When enabled, malware scanning occurs with Centralized Analysis, when the image content itself is available. Any findings are available via:

API /images/{image_digest}/content/malware)
AnchoreCTL anchorectl image content <image_digest> -t malware
UI Image SBOM Tab

The Malware Policy Gate also provides compliance rules around any findings.

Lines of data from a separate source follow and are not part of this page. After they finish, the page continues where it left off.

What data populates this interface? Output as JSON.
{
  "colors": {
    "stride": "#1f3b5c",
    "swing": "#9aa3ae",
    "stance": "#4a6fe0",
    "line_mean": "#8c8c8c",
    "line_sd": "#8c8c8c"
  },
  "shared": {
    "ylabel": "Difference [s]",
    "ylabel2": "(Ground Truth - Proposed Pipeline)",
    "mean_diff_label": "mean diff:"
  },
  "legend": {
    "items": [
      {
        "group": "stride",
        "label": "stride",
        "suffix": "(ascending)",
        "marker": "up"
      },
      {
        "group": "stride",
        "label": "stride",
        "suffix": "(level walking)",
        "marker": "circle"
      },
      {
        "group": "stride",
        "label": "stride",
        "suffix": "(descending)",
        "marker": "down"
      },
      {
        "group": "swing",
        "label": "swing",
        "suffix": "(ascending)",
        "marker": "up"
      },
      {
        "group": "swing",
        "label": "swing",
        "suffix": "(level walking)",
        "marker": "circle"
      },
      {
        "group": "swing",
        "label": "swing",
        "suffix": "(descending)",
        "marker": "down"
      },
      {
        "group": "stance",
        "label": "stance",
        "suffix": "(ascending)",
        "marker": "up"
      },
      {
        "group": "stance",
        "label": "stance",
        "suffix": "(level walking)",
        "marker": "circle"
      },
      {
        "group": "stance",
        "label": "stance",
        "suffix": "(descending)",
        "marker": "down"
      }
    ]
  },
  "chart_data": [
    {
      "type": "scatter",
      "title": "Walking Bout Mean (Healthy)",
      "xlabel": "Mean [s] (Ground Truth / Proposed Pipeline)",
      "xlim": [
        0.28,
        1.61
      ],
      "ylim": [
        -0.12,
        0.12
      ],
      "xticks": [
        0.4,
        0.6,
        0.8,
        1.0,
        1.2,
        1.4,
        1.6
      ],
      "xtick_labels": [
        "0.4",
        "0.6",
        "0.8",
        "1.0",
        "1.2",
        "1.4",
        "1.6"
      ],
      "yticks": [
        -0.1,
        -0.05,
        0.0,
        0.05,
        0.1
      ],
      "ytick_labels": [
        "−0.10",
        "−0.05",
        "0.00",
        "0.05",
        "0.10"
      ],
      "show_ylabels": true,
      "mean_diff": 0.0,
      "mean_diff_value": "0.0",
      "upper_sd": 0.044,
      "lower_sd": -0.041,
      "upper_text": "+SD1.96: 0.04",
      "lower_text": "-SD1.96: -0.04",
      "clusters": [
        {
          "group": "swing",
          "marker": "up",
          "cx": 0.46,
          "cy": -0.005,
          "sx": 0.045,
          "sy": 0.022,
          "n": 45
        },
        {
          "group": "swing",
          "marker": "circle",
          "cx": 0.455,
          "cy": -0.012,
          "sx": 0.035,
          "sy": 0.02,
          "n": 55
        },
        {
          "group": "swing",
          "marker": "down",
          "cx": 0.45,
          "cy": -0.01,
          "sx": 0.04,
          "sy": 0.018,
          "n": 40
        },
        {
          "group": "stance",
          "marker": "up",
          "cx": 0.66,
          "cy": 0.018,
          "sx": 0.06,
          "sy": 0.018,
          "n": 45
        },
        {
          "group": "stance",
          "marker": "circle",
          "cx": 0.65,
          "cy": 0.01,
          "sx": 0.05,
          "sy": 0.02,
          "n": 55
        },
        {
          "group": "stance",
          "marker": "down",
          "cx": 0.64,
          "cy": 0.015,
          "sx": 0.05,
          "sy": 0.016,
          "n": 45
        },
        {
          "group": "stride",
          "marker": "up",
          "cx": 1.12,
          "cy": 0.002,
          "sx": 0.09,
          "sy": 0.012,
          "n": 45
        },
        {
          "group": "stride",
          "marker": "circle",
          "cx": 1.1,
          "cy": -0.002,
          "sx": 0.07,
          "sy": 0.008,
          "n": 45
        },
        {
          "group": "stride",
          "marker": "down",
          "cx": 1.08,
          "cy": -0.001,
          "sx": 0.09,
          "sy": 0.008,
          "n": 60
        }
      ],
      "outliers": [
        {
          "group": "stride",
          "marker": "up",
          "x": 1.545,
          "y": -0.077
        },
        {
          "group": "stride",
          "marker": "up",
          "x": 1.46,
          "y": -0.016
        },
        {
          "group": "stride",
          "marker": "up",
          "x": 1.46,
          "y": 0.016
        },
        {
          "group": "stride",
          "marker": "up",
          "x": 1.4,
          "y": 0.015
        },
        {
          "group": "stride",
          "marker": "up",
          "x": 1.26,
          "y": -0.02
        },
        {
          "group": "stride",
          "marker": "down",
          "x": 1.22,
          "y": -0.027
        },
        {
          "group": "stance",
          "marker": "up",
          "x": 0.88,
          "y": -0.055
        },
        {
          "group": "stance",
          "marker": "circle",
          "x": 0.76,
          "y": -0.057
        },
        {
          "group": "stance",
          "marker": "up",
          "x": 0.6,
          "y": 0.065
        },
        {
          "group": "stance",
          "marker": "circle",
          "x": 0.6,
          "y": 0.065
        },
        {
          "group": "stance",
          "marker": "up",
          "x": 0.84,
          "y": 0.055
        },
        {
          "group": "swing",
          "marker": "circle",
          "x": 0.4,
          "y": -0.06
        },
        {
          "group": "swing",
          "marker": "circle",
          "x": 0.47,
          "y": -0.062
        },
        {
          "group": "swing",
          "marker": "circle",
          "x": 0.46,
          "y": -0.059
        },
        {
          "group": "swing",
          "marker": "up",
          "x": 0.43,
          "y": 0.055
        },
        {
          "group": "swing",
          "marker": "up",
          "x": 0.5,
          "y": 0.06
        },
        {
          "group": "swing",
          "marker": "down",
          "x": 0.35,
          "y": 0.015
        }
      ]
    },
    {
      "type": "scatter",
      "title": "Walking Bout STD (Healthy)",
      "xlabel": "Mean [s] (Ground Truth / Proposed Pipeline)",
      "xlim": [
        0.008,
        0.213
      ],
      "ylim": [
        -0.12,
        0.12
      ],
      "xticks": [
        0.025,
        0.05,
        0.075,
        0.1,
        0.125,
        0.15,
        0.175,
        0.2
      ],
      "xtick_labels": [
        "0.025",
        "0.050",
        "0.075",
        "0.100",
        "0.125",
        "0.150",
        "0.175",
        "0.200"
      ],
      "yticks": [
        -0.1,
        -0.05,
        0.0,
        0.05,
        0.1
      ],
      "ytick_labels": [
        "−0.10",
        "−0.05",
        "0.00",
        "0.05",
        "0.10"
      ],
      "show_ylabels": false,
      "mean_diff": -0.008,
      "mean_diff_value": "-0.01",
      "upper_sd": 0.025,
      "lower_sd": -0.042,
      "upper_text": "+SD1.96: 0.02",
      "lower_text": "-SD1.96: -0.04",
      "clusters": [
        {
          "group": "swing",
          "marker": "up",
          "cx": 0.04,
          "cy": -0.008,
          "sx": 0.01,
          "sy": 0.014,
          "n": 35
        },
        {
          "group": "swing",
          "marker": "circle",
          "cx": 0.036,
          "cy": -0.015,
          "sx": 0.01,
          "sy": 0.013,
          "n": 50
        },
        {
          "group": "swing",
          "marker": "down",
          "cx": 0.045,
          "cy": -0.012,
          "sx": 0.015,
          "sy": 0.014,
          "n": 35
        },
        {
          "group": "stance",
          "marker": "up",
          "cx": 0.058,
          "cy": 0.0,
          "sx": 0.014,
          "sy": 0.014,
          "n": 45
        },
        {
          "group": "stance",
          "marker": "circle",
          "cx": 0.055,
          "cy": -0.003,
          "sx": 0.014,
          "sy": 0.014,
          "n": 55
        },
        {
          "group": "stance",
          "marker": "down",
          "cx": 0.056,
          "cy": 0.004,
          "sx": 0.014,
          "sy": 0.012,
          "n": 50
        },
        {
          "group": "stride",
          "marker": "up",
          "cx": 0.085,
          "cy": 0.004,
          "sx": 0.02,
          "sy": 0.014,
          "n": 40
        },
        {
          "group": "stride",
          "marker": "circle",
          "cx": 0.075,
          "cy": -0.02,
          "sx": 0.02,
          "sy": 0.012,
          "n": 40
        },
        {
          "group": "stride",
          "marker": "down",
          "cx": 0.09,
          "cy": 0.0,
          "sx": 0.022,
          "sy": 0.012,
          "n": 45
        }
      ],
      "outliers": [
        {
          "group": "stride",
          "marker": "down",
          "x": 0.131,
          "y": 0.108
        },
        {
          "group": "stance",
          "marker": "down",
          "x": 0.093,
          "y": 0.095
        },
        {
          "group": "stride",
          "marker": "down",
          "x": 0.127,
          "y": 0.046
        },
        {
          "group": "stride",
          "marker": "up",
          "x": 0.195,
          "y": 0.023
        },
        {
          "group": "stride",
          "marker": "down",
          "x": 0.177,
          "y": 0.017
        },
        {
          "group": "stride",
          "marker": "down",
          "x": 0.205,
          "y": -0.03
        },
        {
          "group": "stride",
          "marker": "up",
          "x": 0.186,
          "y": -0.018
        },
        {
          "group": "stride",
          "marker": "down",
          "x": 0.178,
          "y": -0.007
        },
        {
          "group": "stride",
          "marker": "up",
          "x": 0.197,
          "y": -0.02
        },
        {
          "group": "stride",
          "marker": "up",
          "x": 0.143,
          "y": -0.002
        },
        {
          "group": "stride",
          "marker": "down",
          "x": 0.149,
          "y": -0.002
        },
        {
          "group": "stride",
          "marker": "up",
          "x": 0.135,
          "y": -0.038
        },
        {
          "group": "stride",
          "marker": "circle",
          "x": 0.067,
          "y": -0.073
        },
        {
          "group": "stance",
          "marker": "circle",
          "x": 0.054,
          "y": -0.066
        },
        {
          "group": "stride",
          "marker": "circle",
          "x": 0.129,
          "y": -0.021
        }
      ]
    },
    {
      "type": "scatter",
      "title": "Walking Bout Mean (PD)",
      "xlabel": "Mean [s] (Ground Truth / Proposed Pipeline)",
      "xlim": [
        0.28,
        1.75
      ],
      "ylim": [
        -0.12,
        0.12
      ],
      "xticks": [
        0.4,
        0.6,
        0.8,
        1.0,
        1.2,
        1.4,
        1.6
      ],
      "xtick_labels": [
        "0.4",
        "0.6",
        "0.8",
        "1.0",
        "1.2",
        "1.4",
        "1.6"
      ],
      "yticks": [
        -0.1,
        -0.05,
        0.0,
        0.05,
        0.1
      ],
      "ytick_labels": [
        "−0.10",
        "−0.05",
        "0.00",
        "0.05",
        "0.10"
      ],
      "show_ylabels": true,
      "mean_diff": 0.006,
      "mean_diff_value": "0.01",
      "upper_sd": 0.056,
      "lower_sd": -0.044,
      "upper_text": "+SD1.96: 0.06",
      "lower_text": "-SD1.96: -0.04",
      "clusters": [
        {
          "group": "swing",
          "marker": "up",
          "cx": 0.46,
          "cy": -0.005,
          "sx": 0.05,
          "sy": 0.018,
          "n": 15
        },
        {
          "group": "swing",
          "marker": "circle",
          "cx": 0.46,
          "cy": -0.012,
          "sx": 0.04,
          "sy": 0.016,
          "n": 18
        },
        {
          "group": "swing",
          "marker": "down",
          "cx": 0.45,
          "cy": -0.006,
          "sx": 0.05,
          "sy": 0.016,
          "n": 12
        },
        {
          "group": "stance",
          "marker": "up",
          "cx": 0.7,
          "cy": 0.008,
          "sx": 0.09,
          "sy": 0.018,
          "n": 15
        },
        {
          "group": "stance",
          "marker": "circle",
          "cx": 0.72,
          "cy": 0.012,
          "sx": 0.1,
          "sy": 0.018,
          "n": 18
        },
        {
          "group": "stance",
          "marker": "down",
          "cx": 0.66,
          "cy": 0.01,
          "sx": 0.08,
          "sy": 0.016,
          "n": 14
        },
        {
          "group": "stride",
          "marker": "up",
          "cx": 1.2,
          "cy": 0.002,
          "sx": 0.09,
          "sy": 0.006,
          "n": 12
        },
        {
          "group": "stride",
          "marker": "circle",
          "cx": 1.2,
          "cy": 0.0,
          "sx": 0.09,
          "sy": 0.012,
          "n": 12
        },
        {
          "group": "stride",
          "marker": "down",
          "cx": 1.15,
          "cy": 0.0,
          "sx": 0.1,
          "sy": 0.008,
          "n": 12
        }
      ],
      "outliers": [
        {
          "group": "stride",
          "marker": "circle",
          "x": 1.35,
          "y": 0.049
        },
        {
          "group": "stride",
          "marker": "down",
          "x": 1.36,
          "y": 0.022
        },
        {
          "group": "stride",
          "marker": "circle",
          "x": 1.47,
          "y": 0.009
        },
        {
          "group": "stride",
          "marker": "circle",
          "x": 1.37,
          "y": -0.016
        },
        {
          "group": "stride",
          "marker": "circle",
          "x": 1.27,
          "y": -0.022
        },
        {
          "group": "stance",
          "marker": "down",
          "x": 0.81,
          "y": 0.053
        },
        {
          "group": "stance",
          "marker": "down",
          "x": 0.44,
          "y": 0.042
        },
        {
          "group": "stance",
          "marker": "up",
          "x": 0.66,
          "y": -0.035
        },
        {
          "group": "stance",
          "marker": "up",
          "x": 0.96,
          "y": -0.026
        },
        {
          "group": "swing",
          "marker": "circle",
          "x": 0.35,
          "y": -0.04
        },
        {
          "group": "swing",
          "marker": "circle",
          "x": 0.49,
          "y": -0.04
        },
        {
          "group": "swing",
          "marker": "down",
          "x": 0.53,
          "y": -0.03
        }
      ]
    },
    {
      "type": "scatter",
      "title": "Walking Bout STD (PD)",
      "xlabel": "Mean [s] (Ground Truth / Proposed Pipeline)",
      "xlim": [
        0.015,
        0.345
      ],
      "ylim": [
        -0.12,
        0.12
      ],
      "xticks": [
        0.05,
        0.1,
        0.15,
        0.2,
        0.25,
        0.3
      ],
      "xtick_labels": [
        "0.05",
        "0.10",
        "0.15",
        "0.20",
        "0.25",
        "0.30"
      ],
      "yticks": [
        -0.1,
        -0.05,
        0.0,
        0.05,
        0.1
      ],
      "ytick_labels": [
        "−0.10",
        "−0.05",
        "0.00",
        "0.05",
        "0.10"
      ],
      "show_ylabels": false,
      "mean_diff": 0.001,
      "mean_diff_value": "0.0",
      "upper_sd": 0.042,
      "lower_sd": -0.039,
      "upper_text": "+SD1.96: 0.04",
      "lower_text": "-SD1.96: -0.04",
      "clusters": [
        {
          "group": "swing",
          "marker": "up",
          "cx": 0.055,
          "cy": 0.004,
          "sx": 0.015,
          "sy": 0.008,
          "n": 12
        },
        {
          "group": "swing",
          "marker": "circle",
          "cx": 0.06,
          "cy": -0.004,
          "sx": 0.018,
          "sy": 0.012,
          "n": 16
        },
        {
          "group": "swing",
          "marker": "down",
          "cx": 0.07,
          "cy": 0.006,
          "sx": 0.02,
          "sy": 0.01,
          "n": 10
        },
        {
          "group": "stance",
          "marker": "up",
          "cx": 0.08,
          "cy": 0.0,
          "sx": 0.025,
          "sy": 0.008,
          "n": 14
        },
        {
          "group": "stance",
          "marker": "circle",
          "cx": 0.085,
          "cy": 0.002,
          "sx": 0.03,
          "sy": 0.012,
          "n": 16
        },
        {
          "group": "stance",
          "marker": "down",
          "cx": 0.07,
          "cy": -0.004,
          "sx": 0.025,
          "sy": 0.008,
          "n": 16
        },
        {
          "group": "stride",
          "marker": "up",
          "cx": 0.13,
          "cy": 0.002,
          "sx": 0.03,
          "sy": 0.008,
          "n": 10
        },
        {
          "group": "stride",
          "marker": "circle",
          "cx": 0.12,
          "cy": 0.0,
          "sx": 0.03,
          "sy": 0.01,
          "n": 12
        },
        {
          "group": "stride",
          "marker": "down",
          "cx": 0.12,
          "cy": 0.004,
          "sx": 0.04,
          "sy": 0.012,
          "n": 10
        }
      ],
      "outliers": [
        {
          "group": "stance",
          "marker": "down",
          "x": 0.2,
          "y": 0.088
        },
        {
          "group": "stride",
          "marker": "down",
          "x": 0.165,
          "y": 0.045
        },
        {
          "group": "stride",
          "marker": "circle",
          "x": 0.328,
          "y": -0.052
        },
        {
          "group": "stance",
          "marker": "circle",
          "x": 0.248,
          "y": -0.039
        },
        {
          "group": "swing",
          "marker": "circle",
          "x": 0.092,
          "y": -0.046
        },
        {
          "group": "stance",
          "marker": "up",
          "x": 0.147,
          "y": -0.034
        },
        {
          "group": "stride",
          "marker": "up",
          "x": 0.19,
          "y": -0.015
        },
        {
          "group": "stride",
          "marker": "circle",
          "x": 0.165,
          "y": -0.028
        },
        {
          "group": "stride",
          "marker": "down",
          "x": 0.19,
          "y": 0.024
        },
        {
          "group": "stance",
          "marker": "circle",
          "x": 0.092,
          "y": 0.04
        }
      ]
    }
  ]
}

Please Note: Files in an image which are greater than 2GB will be skipped due to a limitation in ClamAV. Any skipped file will be identified with a Malware Signature as ANCHORE.FILE_SKIPPED.MAX_FILE_SIZE_EXCEEDED.

Signature DB Updates

Each analyzer service will run a malware signature update before analyzing each image. This does add some latency to the overall analysis time but ensures the signatures are as up-to-date as possible for each image analyzed. The update behavior can be disabled if you prefer to manage the freshness of the db via another route, such as a shared filesystem mounted to all analyzer nodes that is updated on a schedule. See the configuration section for details on disabling the db update.

The status of the db update is present in each scan output for each image.

Scan Results

The malware content type is a list of scan results. Each result is the run of a malware scanner, by default clamav.

The list of files found to contain malware signature matches is in the findings property of each scan result. An empty array value indicates no matches found.

The metadata property provides generic metadata specific to the scanner. For the ClamAV implementation, this includes the version data about the signature db used and if the db update was enabled during the scan. If the db update is disabled, then the db_version property of the metadata will not have values since the only way to get the version metadata is during a db update.

{
    "content": [
        {
            "findings": [
                {
                    "path": "/somebadfile",
                    "signature": "Unix.Trojan.MSShellcode-40"
                },
                {
                    "path": "/somedir/somepath/otherbadfile",
                    "signature": "Unix.Trojan.MSShellcode-40"
                }
            ],
            "metadata": {
                "db_update_enabled": true,
                "db_version": {
                    "bytecode": "331",
                    "daily": "25890",
                    "main": "59"
                }
            },
            "scanner": "clamav"
        }
    ],
    "content_type": "malware",
    "imageDigest": "sha256:0eb874fcad5414762a2ca5b2496db5291aad7d3b737700d05e45af43bad3ce4d"
}